5 Questions with Kalyani Ramnath LLM ’10
Kalyani Ramnath LLM ‘10 is an assistant professor at Columbia University and a historian of modern South Asia. Her first book, Boats in a Storm: Law, Migration, and Decolonization in South and Southeast Asia 1942–1962 was published in August 2023 by Stanford University Press.
Can you tell me a little bit about your background and the trajectory of your career?
My childhood was spent in Kerala in India. I moved away to Bengaluru for college, and did my undergrad at the National Law School of India University (NLSIU) NLSIU has an integrated five year program that is built around an interdisciplinary law and liberal arts curriculum. Students took classes in history, sociology, and economics before studying tax, contract, and corporate law. In the final year of law school, I had the chance to be a teaching assistant for my legal history professor, VS Elizabeth. I enjoyed doing that so much that I decided to apply to graduate school to carry out advanced legal research and figure out a way to be a law professor. I applied to and was accepted into the Yale Law School’s Masters in Law program, well-known for supporting law teaching as a career.

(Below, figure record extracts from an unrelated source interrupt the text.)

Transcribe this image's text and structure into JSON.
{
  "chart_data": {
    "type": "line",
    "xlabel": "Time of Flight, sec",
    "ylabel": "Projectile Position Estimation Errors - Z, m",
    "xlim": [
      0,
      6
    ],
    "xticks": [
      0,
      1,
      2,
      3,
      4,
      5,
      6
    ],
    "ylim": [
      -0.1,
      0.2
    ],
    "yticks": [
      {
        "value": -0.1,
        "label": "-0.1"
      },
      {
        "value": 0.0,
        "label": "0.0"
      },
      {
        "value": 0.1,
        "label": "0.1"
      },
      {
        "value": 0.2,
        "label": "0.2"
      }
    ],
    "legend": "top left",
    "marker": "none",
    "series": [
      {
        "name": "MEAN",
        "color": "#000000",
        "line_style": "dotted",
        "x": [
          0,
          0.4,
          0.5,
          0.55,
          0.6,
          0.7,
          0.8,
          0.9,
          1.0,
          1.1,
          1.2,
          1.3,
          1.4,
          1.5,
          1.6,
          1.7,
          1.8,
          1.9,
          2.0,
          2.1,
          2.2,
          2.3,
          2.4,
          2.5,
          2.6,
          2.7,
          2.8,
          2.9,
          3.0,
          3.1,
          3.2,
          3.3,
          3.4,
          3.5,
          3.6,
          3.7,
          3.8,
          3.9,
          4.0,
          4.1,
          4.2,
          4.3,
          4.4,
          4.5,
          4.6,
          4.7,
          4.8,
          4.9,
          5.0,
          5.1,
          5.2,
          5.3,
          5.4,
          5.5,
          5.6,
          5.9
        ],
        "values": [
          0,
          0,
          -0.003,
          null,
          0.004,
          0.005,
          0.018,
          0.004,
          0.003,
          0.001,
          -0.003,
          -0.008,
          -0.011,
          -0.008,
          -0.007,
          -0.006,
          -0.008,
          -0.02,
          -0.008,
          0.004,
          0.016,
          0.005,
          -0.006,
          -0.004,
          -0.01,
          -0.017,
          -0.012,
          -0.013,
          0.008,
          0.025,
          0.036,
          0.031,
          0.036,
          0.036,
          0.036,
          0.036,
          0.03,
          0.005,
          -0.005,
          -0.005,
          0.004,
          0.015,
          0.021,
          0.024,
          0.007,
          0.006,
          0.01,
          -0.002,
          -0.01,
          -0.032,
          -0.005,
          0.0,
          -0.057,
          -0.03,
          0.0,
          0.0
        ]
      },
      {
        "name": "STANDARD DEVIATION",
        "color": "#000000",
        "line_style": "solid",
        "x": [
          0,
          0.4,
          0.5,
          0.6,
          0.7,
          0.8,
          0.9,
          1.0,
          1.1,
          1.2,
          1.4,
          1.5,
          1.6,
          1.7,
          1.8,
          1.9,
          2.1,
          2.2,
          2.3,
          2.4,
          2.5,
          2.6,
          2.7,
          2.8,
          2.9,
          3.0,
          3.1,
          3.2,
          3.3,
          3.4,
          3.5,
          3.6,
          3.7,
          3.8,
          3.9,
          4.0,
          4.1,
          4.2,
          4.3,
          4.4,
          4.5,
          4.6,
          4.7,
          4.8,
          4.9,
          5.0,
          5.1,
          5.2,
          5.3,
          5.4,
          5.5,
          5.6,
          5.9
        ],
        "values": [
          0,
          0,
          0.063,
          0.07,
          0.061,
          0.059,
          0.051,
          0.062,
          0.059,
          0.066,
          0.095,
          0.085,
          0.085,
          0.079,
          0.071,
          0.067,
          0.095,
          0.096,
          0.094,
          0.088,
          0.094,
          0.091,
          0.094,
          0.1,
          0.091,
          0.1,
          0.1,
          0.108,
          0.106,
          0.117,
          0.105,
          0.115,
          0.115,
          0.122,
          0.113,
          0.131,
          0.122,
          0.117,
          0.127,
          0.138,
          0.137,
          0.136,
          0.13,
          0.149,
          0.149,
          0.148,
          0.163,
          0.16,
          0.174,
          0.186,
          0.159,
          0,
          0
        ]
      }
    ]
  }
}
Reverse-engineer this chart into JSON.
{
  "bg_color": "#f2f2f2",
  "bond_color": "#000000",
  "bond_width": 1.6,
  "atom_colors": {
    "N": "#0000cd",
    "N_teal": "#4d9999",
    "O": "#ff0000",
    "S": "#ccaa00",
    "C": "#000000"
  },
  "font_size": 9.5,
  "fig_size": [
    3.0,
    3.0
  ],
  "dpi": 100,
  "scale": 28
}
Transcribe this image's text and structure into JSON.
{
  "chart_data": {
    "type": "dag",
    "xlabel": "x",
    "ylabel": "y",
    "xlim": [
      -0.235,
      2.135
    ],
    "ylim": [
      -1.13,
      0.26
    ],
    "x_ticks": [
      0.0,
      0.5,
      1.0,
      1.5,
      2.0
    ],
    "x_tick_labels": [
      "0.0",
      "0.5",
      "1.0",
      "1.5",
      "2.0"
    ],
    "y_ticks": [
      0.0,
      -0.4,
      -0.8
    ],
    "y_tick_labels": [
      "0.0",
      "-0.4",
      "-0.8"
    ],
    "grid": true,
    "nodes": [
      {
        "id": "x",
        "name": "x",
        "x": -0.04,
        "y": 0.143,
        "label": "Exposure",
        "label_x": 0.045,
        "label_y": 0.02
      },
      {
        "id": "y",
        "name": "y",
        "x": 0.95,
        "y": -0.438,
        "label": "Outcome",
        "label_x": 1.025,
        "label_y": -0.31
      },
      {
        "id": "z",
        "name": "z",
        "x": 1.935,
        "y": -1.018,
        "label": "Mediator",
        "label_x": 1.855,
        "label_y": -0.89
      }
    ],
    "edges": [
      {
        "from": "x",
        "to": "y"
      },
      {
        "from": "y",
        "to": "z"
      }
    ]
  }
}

Here at YLS, it was a heady feeling to be part of a community of legal academics. At the same time, I explored course offerings beyond YLS. South Asian Studies Council was, in particular, was so valuable. K. Sivaramakrishnan ran a year-long South Asian Studies reading group which was open to students from all disciplines. I remember we read Anupama Rao’s The Caste Question and Ritu Birla’s Stages of Capital among others that year.
After completing my LLM I went back to India to teach at NLSIU. I taught legal history for two years, and was relieved to note that my interest in a teaching career had not wavered. I then applied to graduate school for a Ph.D. in History at Princeton with Gyan Prakash, Hendrik Hartog, and Bhavani Raman (now at University of Toronto), who were training some of the finest South Asia legal historians. I began exploring a dissertation idea that would be about south India – where I grew up – but that placed its history in a regional and global context as also a project that would benefit from my legal training. That was the beginning of what became Boats in a Storm. The dissertation-to-book conversations took place during a postdoctoral position at Harvard University with Emma Rothschild and Sunil Amrith. That time spent thinking about the book was transformative.
I taught at the University of Georgia’s history department before moving to Columbia University in July 2024. Throughout, I have tried to center my interest in researching place-based histories of law and legality and growing as a teacher and mentor.
How did your experience at Yale affect your work?
Yale was transformative. I remember many of the conversations and most of our classroom debates. I am still in touch with friends and colleagues from that time. I enjoyed being in interdisciplinary spaces and among colleagues who have a syncretic approach to their work. People could be deeply immersed in their own disciplines and still be able to ask and attempt to answer big questions. As a researcher starting out, I loved that feeling. The big questions I ask in my book about mobility, citizenship, belonging—those can be addressed with a variety of approaches. The book, for example, is grounded in archival research, but lends itself to interdisciplinary conversation (see this conversation with Sahana Ghosh, GSAS ’18, for example)
How did your book, Boats in a Storm, come about?
Boats began as a PhD dissertation at Princeton, as I mentioned, for which I conducted archival research in Chennai, Colombo and London. I worked intensely to revise it into a book between 2018 and 2021 when a series of amendments were being proposed to India’s citizenship legislation that provided a “fast-track” for some of the subcontinent’s non-Muslims (Some colleagues and I wrote about the discriminatory legislation here, drawing from our research). What was initially a dissertation about politics and jurisdiction became an account of what was missing from our understanding of citizenship in South Asia, not as a constitutional or legislative fact, but as a possible resolution of the misalignment between peopled and newly designed territorial borders of nation-states in South Asia. The way we think about the immediate post-war period in South and Southeast Asia also usually focuses on political and diplomatic negotiations, around decolonization, and particularly around the Partition or the Emergency in Malaya. We know less about what it was like for people to live through the aftermath of the Second World War and how that might reshape our understanding of this period. Boats is a history of citizenship and decolonization narrated through seemingly ordinary encounters with the law. I have truly enjoyed seeing reader responses – from some that reported that they found the academic reframings around partitions, citizenship or decolonization to others that noted that the book sparked conversations with family that had lived through this period.
What are you currently working on?
I am working on two book projects. One is tentatively titled Adrift in the Indian Ocean and it is about how legal fictions around maritime sovereignty evolved between the eighteenth century and the present, and its impact on coastal communities in South Asia. I have just received an ACLS Fellowship for twelve months of research and writing on this project. The second is a twentieth century history of south India meant for a general audience.
Reflecting on your career, what advice would you give to younger scholars?
Let intuitive questions about the world drive your research, rather than what seems fashionable in terms of disciplines or methods!